J’imagine que ça peut être la même chose sur ce que je viens d’évoquer, j’imagine qu’ils créent des archives lors de la réalisation de leurs évènements, en enregistrant ou en faisant des photos ou des vidéos. Parce que nous, on a un système d’archivage, c’est à dire qu’on a une sauvegarde en plusieurs exemplaires de nos contenus, on a mené une réflexion, mais je ne suis pas sûre que d’autres acteurs du domaine des Musiques Actuelles aient ce système-là en place. Je ne sais pas comment ils font, mais j’imagine que lorsqu’ils font un spectacle, ils le filment, l’enregistrent et mettent cela sur un disque dur, voire sur un deuxième pour sauvegarder, mais ça ne va pas au-delà. Ça, en soi, ce n’est pas une sauvegarde pérenne et elle est rarement exploitée.
Quelles sont les compétences particulières nécessaires à votre activité ?
Au CERDO, on est « trois et demi ». Moi, je suis co-directrice en charge du CERDO et je coordonne les activités qui sont spécifiquement sur ce secteur ainsi que celui de la formation et de la transmission. On a une documentaliste spécialisée (ce qui est aussi ma formation au départ). Ça permet d’amener des compétences en terme de gestion de la chaîne documentaire depuis la sauvegarde des originaux jusqu’à la valorisation et la mise en ligne. Ça passe aussi par des connaissances en terme de gestion de base de données et également de leur mise en place. On a changé d’outil l’année dernière et j’ai une collègue qui a vraiment dû « mettre les mains dans le cambouis » pour travailler avec le prestataire et adapter la base de données et l’outil à nos besoins, qui sont très différents d’une base de données de médiathèque, par exemple. Voilà pour Sandra, nous avons aussi Gilles qui est en mi-temps sur de la numérisation d’archives audiovisuelles, plutôt sonores, sur quelques supports audiovisuels (vidéo, précisément) et iconographiques (là aussi supports anciens, diapositives, négatifs, supports papier)… donc des compétences de technicien opérateur de numérisation. Et puis Yacoub, qui est médiateur documentaire. A travers les thématiques qu’on dégage ensemble, il met en valeur les ressources du CERDO en créant des outils adaptés.

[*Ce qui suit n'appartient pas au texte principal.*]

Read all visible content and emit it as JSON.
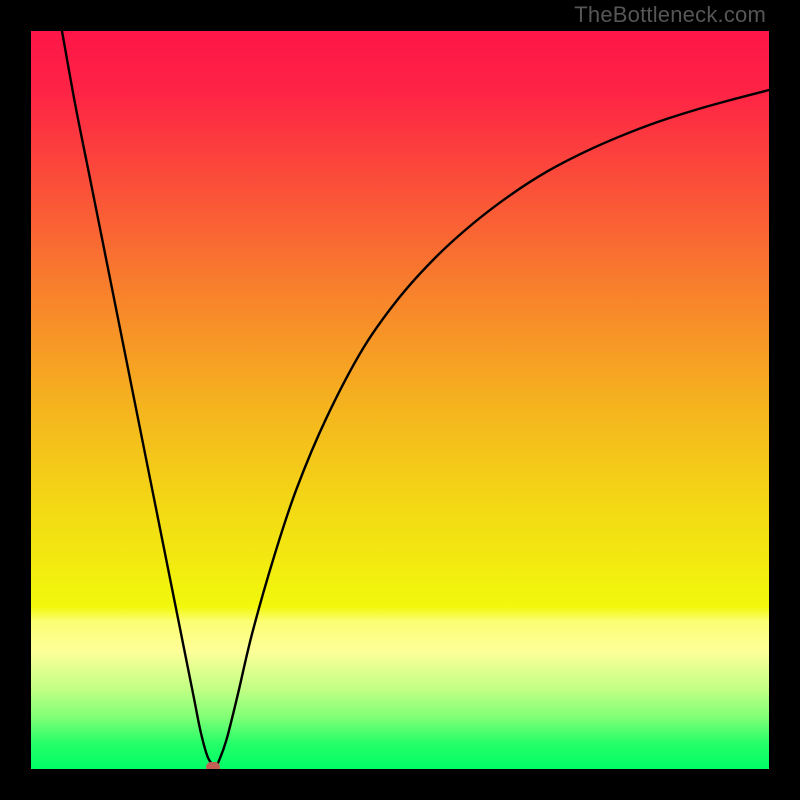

« Peut-être qu’on pourrait apporter (aux autres esthétiques musicales) certaines de nos compétences sur une réflexion à engager sur la sauvegarde à engager des archives aujourd’hui. »
Est-ce que l’UPCP créé des nouvelles sources, en terme d’archives ?

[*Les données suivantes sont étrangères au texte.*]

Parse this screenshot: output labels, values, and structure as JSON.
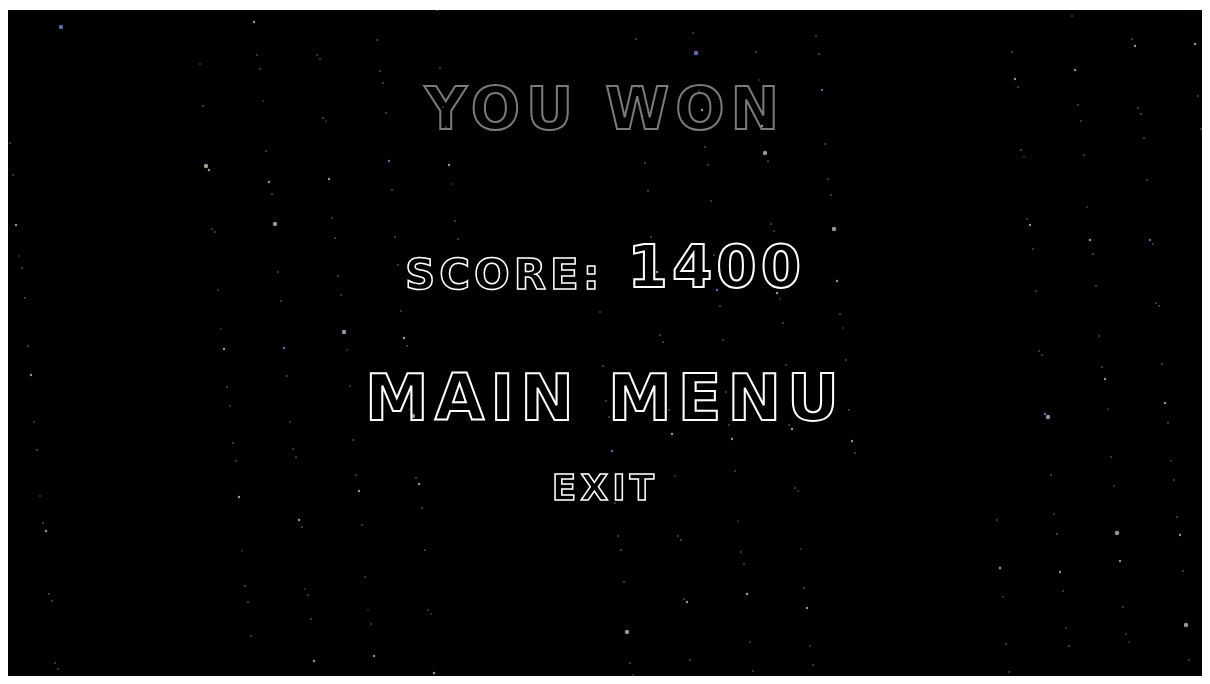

Oui, en lien avec ce que je disais tout à l’heure quand on réalise des collectes en lien avec les projets actuels, ce sont des nouvelles sources. C’est le cas quand on enregistre et filme nos évènements et actions (concerts, spectacles, conférences). Par exemple, on a fait une formation en danse avec des formateurs, elle était filmée et chacun d’entre eux a amené ses propres ressources (qu’elles soient sonores ou audiovisuelles) donc on continue à alimenter les sources.

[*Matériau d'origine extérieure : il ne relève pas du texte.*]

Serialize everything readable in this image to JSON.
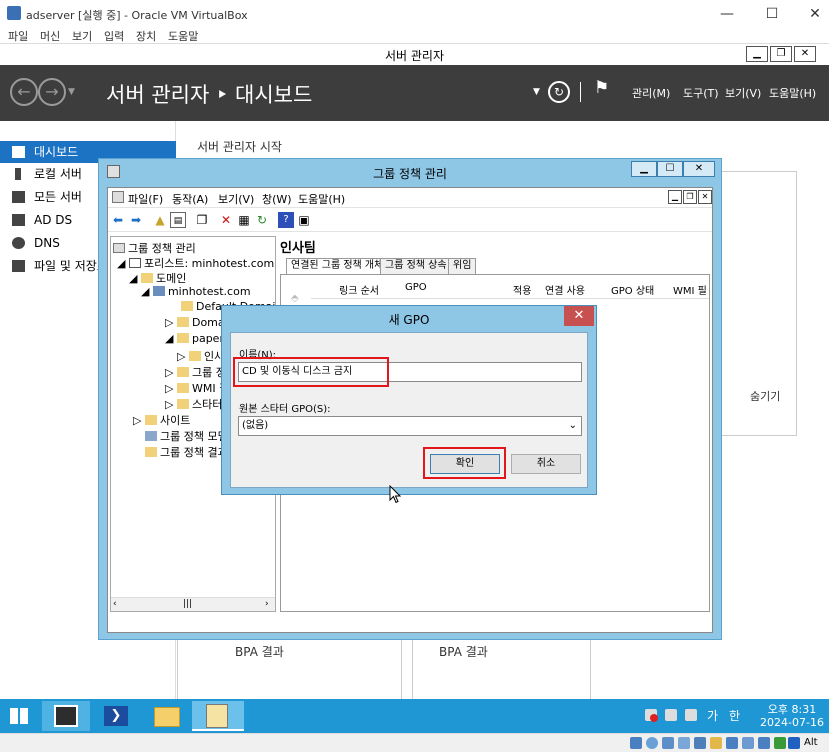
{
  "vbox": {
    "title": "adserver [실행 중] - Oracle VM VirtualBox",
    "menu": [
      "파일",
      "머신",
      "보기",
      "입력",
      "장치",
      "도움말"
    ]
  },
  "server_manager": {
    "title": "서버 관리자",
    "breadcrumb": "서버 관리자 ‣ 대시보드",
    "menus": [
      "관리(M)",
      "도구(T)",
      "보기(V)",
      "도움말(H)"
    ],
    "sidebar": [
      {
        "label": "대시보드",
        "icon": "dashboard-icon",
        "active": true
      },
      {
        "label": "로컬 서버",
        "icon": "server-icon"
      },
      {
        "label": "모든 서버",
        "icon": "servers-icon"
      },
      {
        "label": "AD DS",
        "icon": "ad-ds-icon"
      },
      {
        "label": "DNS",
        "icon": "dns-icon"
      },
      {
        "label": "파일 및 저장소",
        "icon": "file-storage-icon"
      }
    ],
    "main": {
      "heading": "서버 관리자 시작",
      "hide_label": "숨기기",
      "bpa_left": "BPA 결과",
      "bpa_right": "BPA 결과"
    }
  },
  "gpmc": {
    "title": "그룹 정책 관리",
    "menu": [
      "파일(F)",
      "동작(A)",
      "보기(V)",
      "창(W)",
      "도움말(H)"
    ],
    "tree": {
      "root": "그룹 정책 관리",
      "forest": "포리스트: minhotest.com",
      "domains": "도메인",
      "domain": "minhotest.com",
      "default_policy": "Default Domain P",
      "domain_controllers": "Domain",
      "paperco": "paperco",
      "insa": "인사",
      "group_policy_objects": "그룹 정",
      "wmi_filters": "WMI 필",
      "starter": "스타터 G",
      "sites": "사이트",
      "modeling": "그룹 정책 모델",
      "results": "그룹 정책 결과"
    },
    "right": {
      "heading": "인사팀",
      "tabs": [
        "연결된 그룹 정책 개체",
        "그룹 정책 상속",
        "위임"
      ],
      "columns": [
        "링크 순서",
        "GPO",
        "적용",
        "연결 사용",
        "GPO 상태",
        "WMI 필"
      ]
    }
  },
  "dialog": {
    "title": "새 GPO",
    "name_label": "이름(N):",
    "name_value": "CD 및 이동식 디스크 금지",
    "source_label": "원본 스타터 GPO(S):",
    "source_value": "(없음)",
    "ok": "확인",
    "cancel": "취소"
  },
  "taskbar": {
    "ime_lang": "가",
    "ime_mode": "한",
    "time": "오후 8:31",
    "date": "2024-07-16"
  },
  "vbox_status": {
    "hostkey": "Alt"
  },
  "colors": {
    "accent": "#1c73c4",
    "header_bg": "#3d3d3d",
    "taskbar": "#1f97d4",
    "highlight": "#e3161c"
  }
}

Le CERDO est essentiellement fondé sur les collectes ethnographiques, leur sauvegarde et valorisation, mais peut aussi avoir la préoccupation de l’archivage des musiques qui se créent aujourd’hui et se produisent aujourd’hui. Hors, ce n’est pas réellement réfléchi, on en parle, mais il n’y a pas d’action concrète de notre coté. On produit des choses : l’UPCP a aussi des activités liées au spectacle vivant et a la création artistique mais ça, ce n’est pas aussi systématiquement filmé que nos archives et on ne s’en occupe pas, concrètement. Nous n’avons pas de politique de sauvegarde et de traitement de ces nouvelles archives, qu’on créé aujourd’hui.
Je me dis que le travail que le RIM mène à travers ces entretiens peut être une occasion pour nous de participer à cette patrimonialisation-là. On a un savoir-faire et des homologues sur la France, avec qui on travaille pour ce qui est de la production, mais il n’y a pas de réflexion qui aboutit à des actions concrètes, définies et avancées.